When Social Media Becomes an Ego Machine

social-media-ego-originalDirk Hoyer, lecturer at the Tallinn Baltic Film and Media School and internationally award-winning filmmaker, is a firm believer that social media users are, to some extent, narcissistic. He calls social media an “ego machine.”

There is no denying it- social media is everywhere, and people are producing and consuming content more than ever before. According to Hoyer, the power of machines is something that we like to ignore. He says that the perspective is always in the short term, reflecting on the present situation and also where this device is going to take us. “We are losing, in some ways, what it does to our identity,” Hoyer says.

Hoyer shared his ideas during a UW-Milwaukee lecture entitled, “The ‘Self’ in Social Networks: The New Narcissism. Redefining the ‘social’ and the rise of the post-individualism” at the Hefter Conference center on Wednesday, Nov. 13.

Facebook users alone share 2.5 billion pieces of content per day, according to Steve Hasker, President of Global Product Leadership for Nielsen.

“The power of the machine has added a new dimension. It can become a self-fulfilling process,” Hoyer says. “This ego machine is actually a mixture of technology and we are formatted to adapt to that.”

Hoyer compares the future effects of technology to how Lewis Mumford saw the influence of the clock in the 14th century. Mumford’s research describes the influence of the invention of the clock on the perception of time. Mumford found that there is a hidden effect in technology.

“If we’re talking about social networks, it is still a relatively new medium and we still do not know the effects yet- much like the clock,” says Hoyer.

Hoyer believes that a social relationship is more of a thing. He references The Innovation of Loneliness video on Facebook and talks about the high pressured- demands of obtaining a high number of virtual “friends.”

“The average Facebook user has at least 600 friends,” Hoyer says, “If you have under 100 friends, you are an outcast or a psychopath or something.”

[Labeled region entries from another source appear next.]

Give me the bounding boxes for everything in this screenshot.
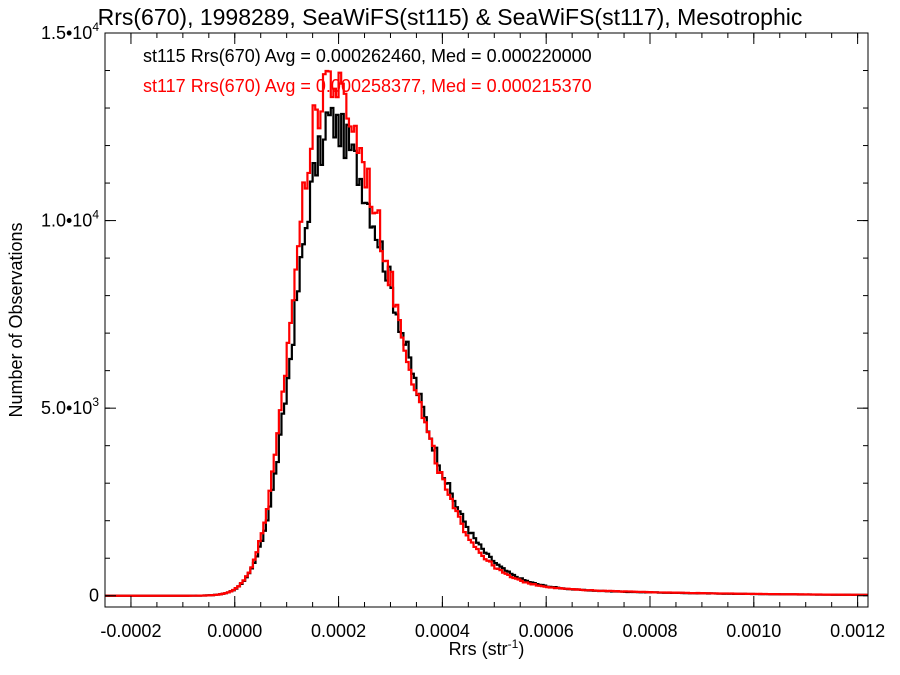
y-tick-label: 1.0•104 bbox=[41, 208, 99, 231]
x-tick-label: 0.0004 bbox=[415, 621, 470, 641]
x-tick-label: 0.0010 bbox=[726, 621, 781, 641]
x-tick-label: 0.0002 bbox=[311, 621, 366, 641]
y-tick-label: 5.0•103 bbox=[41, 395, 99, 418]
chart-title: Rrs(670), 1998289, SeaWiFS(st115) & SeaW… bbox=[97, 4, 803, 30]
plot-frame bbox=[104, 32, 869, 608]
labels-layer: -0.0002 0.0000 0.0002 0.0004 0.0006 0.0008 0.0… bbox=[6, 20, 885, 659]
y-axis-label: Number of Observations bbox=[6, 222, 26, 417]
y-tick-label: 1.5•104 bbox=[41, 20, 99, 43]
series-st117-line bbox=[105, 69, 868, 597]
x-tick-label: 0.0006 bbox=[519, 621, 574, 641]
annotation-st117: st117 Rrs(670) Avg = 0.000258377, Med = … bbox=[143, 76, 592, 96]
x-tick-label: 0.0000 bbox=[207, 621, 262, 641]
series-layer bbox=[105, 69, 868, 597]
x-tick-label: 0.0012 bbox=[830, 621, 885, 641]
x-axis-label: Rrs (str-1) bbox=[449, 637, 525, 659]
axes-layer bbox=[104, 32, 869, 608]
series-st115-line bbox=[105, 106, 868, 597]
x-tick-label: 0.0008 bbox=[622, 621, 677, 641]
x-tick-label: -0.0002 bbox=[100, 621, 161, 641]
annotation-st115: st115 Rrs(670) Avg = 0.000262460, Med = … bbox=[143, 46, 592, 66]
y-tick-label: 0 bbox=[89, 586, 99, 606]
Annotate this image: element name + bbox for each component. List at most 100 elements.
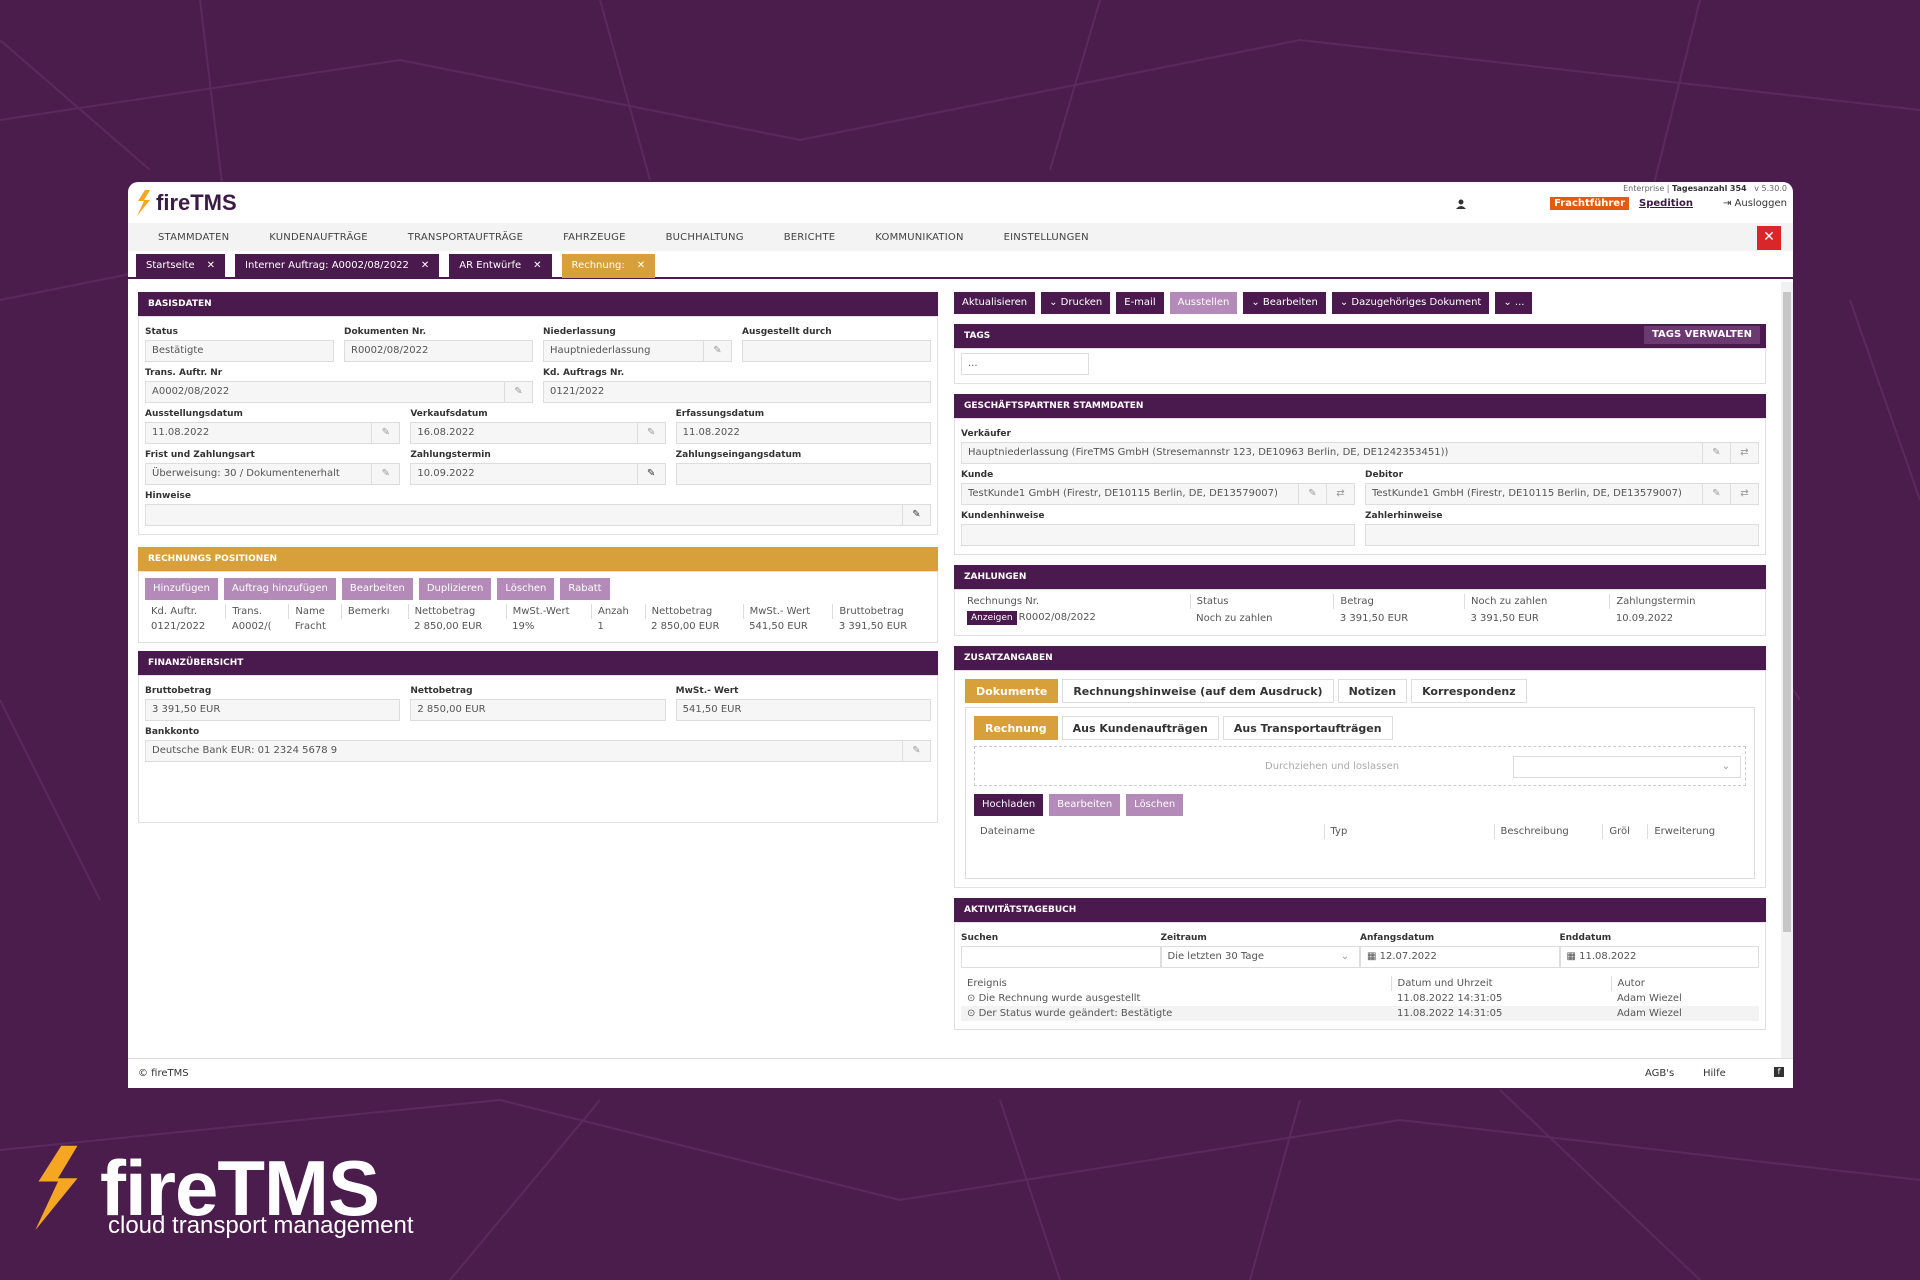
kd-auftrags-field[interactable]: 0121/2022 xyxy=(543,381,931,403)
col-header[interactable]: Rechnungs Nr. xyxy=(961,594,1191,609)
edit-icon[interactable]: ✎ xyxy=(703,341,731,361)
dropzone-select[interactable]: ⌄ xyxy=(1513,756,1741,778)
logout-link[interactable]: ⇥ Ausloggen xyxy=(1723,198,1787,209)
debitor-field[interactable]: TestKunde1 GmbH (Firestr, DE10115 Berlin… xyxy=(1365,483,1759,505)
tags-input[interactable]: ... xyxy=(961,353,1089,375)
duplizieren-button[interactable]: Duplizieren xyxy=(418,578,492,600)
nav-stammdaten[interactable]: STAMMDATEN xyxy=(158,231,230,243)
verkaufsdatum-field[interactable]: 16.08.2022 ✎ xyxy=(410,422,666,444)
edit-icon[interactable]: ✎ xyxy=(371,423,399,443)
nav-transportauftraege[interactable]: TRANSPORTAUFTRÄGE xyxy=(407,231,524,243)
bankkonto-field[interactable]: Deutsche Bank EUR: 01 2324 5678 9 ✎ xyxy=(145,740,931,762)
agb-link[interactable]: AGB's xyxy=(1645,1068,1675,1079)
edit-icon[interactable]: ✎ xyxy=(636,423,665,443)
facebook-icon[interactable]: f xyxy=(1774,1067,1784,1077)
bearbeiten-button[interactable]: Bearbeiten xyxy=(341,578,413,600)
close-tab-icon[interactable]: ✕ xyxy=(533,260,542,271)
tab-rechnungshinweise[interactable]: Rechnungshinweise (auf dem Ausdruck) xyxy=(1062,679,1334,703)
ausgestellt-durch-field[interactable] xyxy=(742,340,931,362)
carrier-button[interactable]: Frachtführer xyxy=(1550,197,1630,210)
swap-icon[interactable]: ⇄ xyxy=(1730,443,1758,463)
nav-buchhaltung[interactable]: BUCHHALTUNG xyxy=(665,231,744,243)
mwst-field[interactable]: 541,50 EUR xyxy=(675,699,931,721)
col-header[interactable]: Gröl xyxy=(1602,824,1649,839)
netto-field[interactable]: 2 850,00 EUR xyxy=(410,699,666,721)
close-icon[interactable]: ✕ xyxy=(1757,226,1781,250)
anfangsdatum-field[interactable]: ▦ 12.07.2022 xyxy=(1360,946,1560,968)
tab-ar-entwuerfe[interactable]: AR Entwürfe ✕ xyxy=(449,254,552,278)
col-header[interactable]: Ereignis xyxy=(961,976,1392,991)
user-icon[interactable] xyxy=(1456,199,1466,212)
ausstellen-button[interactable]: Ausstellen xyxy=(1169,292,1238,314)
edit-icon[interactable]: ✎ xyxy=(902,505,930,525)
swap-icon[interactable]: ⇄ xyxy=(1326,484,1354,504)
col-header[interactable]: Nettobetrag xyxy=(645,604,744,619)
bearbeiten-dok-button[interactable]: Bearbeiten xyxy=(1049,794,1121,816)
table-row[interactable]: ⊙ Die Rechnung wurde ausgestellt 11.08.20… xyxy=(961,991,1759,1006)
edit-icon[interactable]: ✎ xyxy=(371,464,399,484)
subtab-transportauftraege[interactable]: Aus Transportaufträgen xyxy=(1222,716,1393,740)
tab-rechnung[interactable]: Rechnung: ✕ xyxy=(561,254,656,278)
anzeigen-button[interactable]: Anzeigen xyxy=(967,611,1017,625)
bearbeiten-action-button[interactable]: ⌄ Bearbeiten xyxy=(1243,292,1326,314)
edit-icon[interactable]: ✎ xyxy=(902,741,930,761)
kunde-field[interactable]: TestKunde1 GmbH (Firestr, DE10115 Berlin… xyxy=(961,483,1355,505)
col-header[interactable]: Bruttobetrag xyxy=(839,606,904,617)
loeschen-button[interactable]: Löschen xyxy=(497,578,555,600)
zahlerhinweise-field[interactable] xyxy=(1365,524,1759,546)
col-header[interactable]: Name xyxy=(288,604,342,619)
hilfe-link[interactable]: Hilfe xyxy=(1703,1068,1726,1079)
ausstellungsdatum-field[interactable]: 11.08.2022 ✎ xyxy=(145,422,401,444)
col-header[interactable]: Autor xyxy=(1617,978,1645,989)
col-header[interactable]: Nettobetrag xyxy=(408,604,507,619)
trans-auftr-field[interactable]: A0002/08/2022 ✎ xyxy=(145,381,533,403)
forwarding-link[interactable]: Spedition xyxy=(1639,198,1693,209)
table-row[interactable]: ⊙ Der Status wurde geändert: Bestätigte 1… xyxy=(961,1006,1759,1021)
scrollbar[interactable] xyxy=(1781,282,1793,1058)
verkaeufer-field[interactable]: Hauptniederlassung (FireTMS GmbH (Strese… xyxy=(961,442,1759,464)
close-tab-icon[interactable]: ✕ xyxy=(636,260,646,271)
hinweise-field[interactable]: ✎ xyxy=(145,504,931,526)
auftrag-hinzufuegen-button[interactable]: Auftrag hinzufügen xyxy=(223,578,336,600)
edit-icon[interactable]: ✎ xyxy=(504,382,532,402)
col-header[interactable]: Zahlungstermin xyxy=(1616,596,1696,607)
col-header[interactable]: Anzah xyxy=(591,604,646,619)
nav-kundenauftraege[interactable]: KUNDENAUFTRÄGE xyxy=(269,231,368,243)
col-header[interactable]: Bemerkı xyxy=(341,604,409,619)
scrollbar-thumb[interactable] xyxy=(1783,292,1791,932)
zahlungseingang-field[interactable] xyxy=(675,463,931,485)
email-button[interactable]: E-mail xyxy=(1116,292,1164,314)
table-row[interactable]: 0121/2022 A0002/(Fracht 2 850,00 EUR 19% 1 2 … xyxy=(145,619,931,634)
loeschen-dok-button[interactable]: Löschen xyxy=(1126,794,1184,816)
col-header[interactable]: MwSt.- Wert xyxy=(743,604,834,619)
col-header[interactable]: Noch zu zahlen xyxy=(1464,594,1611,609)
subtab-rechnung[interactable]: Rechnung xyxy=(974,716,1058,740)
app-logo[interactable]: fireTMS xyxy=(136,190,237,216)
nav-fahrzeuge[interactable]: FAHRZEUGE xyxy=(563,231,626,243)
tab-korrespondenz[interactable]: Korrespondenz xyxy=(1411,679,1527,703)
col-header[interactable]: Trans. xyxy=(225,604,290,619)
nav-berichte[interactable]: BERICHTE xyxy=(783,231,836,243)
tab-startseite[interactable]: Startseite ✕ xyxy=(136,254,226,278)
subtab-kundenauftraege[interactable]: Aus Kundenaufträgen xyxy=(1061,716,1219,740)
nav-kommunikation[interactable]: KOMMUNIKATION xyxy=(875,231,964,243)
col-header[interactable]: Erweiterung xyxy=(1654,826,1716,837)
hochladen-button[interactable]: Hochladen xyxy=(974,794,1044,816)
col-header[interactable]: Betrag xyxy=(1333,594,1465,609)
close-tab-icon[interactable]: ✕ xyxy=(206,260,216,271)
swap-icon[interactable]: ⇄ xyxy=(1730,484,1758,504)
edit-icon[interactable]: ✎ xyxy=(1702,443,1730,463)
tags-verwalten-button[interactable]: Tags verwalten xyxy=(1643,326,1760,344)
edit-icon[interactable]: ✎ xyxy=(636,464,665,484)
status-field[interactable]: Bestätigte xyxy=(145,340,334,362)
col-header[interactable]: Beschreibung xyxy=(1494,824,1604,839)
zeitraum-select[interactable]: Die letzten 30 Tage ⌄ xyxy=(1160,946,1360,968)
table-row[interactable]: Anzeigen R0002/08/2022 Noch zu zahlen 3 391… xyxy=(961,609,1759,627)
edit-icon[interactable]: ✎ xyxy=(1702,484,1730,504)
drucken-button[interactable]: ⌄ Drucken xyxy=(1041,292,1111,314)
hinzufuegen-button[interactable]: Hinzufügen xyxy=(145,578,218,600)
rabatt-button[interactable]: Rabatt xyxy=(560,578,610,600)
zahlungstermin-field[interactable]: 10.09.2022 ✎ xyxy=(410,463,666,485)
tab-notizen[interactable]: Notizen xyxy=(1337,679,1408,703)
col-header[interactable]: Dateiname xyxy=(974,824,1325,839)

During his presentation, Hoyer divides Digital Identity into four categories: Subjectivity, Interpassivity, The Time Dilemma, and Connection versus Conjunction. One of the problems Hoyer highlights in Subjectivity is this whole question of how it is possible to actually relate to other people.

“What is the real identity all about if the digital identity has become what it’s about?” Hoyer says. He believes it has become more and more complicated because the idea is that this void of imagination is the absence of culture.

For Interpassivity, Hoyer references a trend seen all over the world- the infamous walking tourist with a camera. He talks about tourists with their cameras walking around with great photos and a great experience; but all that is, is an experience that is worth a great experience.

“You can ask someone, ‘Do you really think you are experiencing the city by using your telephone?’” Hoyer says, “There is a certain awareness, even, that it is absurd, but still everyone does it.”

He quotes writer and theorist, Neil Postman, saying, “Orwell feared those who would deprive us of information. Huxley feared those who would give us so much that we would be reduced to passivity and egoism.”

Hoyer opens up The Time Dilemma with a quote from writer William Morris, saying, “A man must have time for serious thought, for imagination, for dreaming even, or the race of men will inevitably worsen.” According to Hoyer, we are not able to develop alternatives because we cannot dream or imagine.

In regards to Connection versus Conjunction, Hoyer explains the distinct difference between the two.  He says that what we have is this idea of connection that is obviously something; two different poles are being connected in a very planned, mathematical way.

Conjunction is something more complicated. The idea of conjunction is that there is this unplanned moment of unplanned human encounter, and that doesn’t happen in something that is preprogrammed in something, that is, social networks.

Hoyer’s relatable example of this is being sent a friendship proposal from an old classmate. The problem is, after that, all of the interaction is becoming a formative one. The surprise is not a surprise anymore. In a way, we are becoming more and more sensitive to the cold because otherwise we are not able to communicate efficiently.

Some of the analysis seen in The Culture of Narcissism by Christopher Lasch is even more relevant today than when the book was written in 1979, according to Hoyer. Hoyer refers to Facebook as a mirror, saying, “In this age where there is the idea that you’re… actually just helpless, in some ways, the narcissism is also a retreat into this mirror effect.”

He then went on to talk about how Freud defined narcissism; not how the Greek myth does. Freud expanded it as love of the self, the love of people that used to be important to oneself, and the love of something that one would like to be; not me myself and I, but others related to me myself and I.

“One of my students has the idea that to talk to somebody for an hour or two is something that is a special privilege she gives to only a few people,” Hoyer says. Any kind of direct meeting has too many unpredictable elements.

Hoyer describes that it is, in some ways, a loss of control. This is the reason it can be scary to talk to people in an unprofessional environment. Hoyer concluded with a statement that wraps up what he believes society has become: “In short, we have ‘public’ spaces without public spheres.”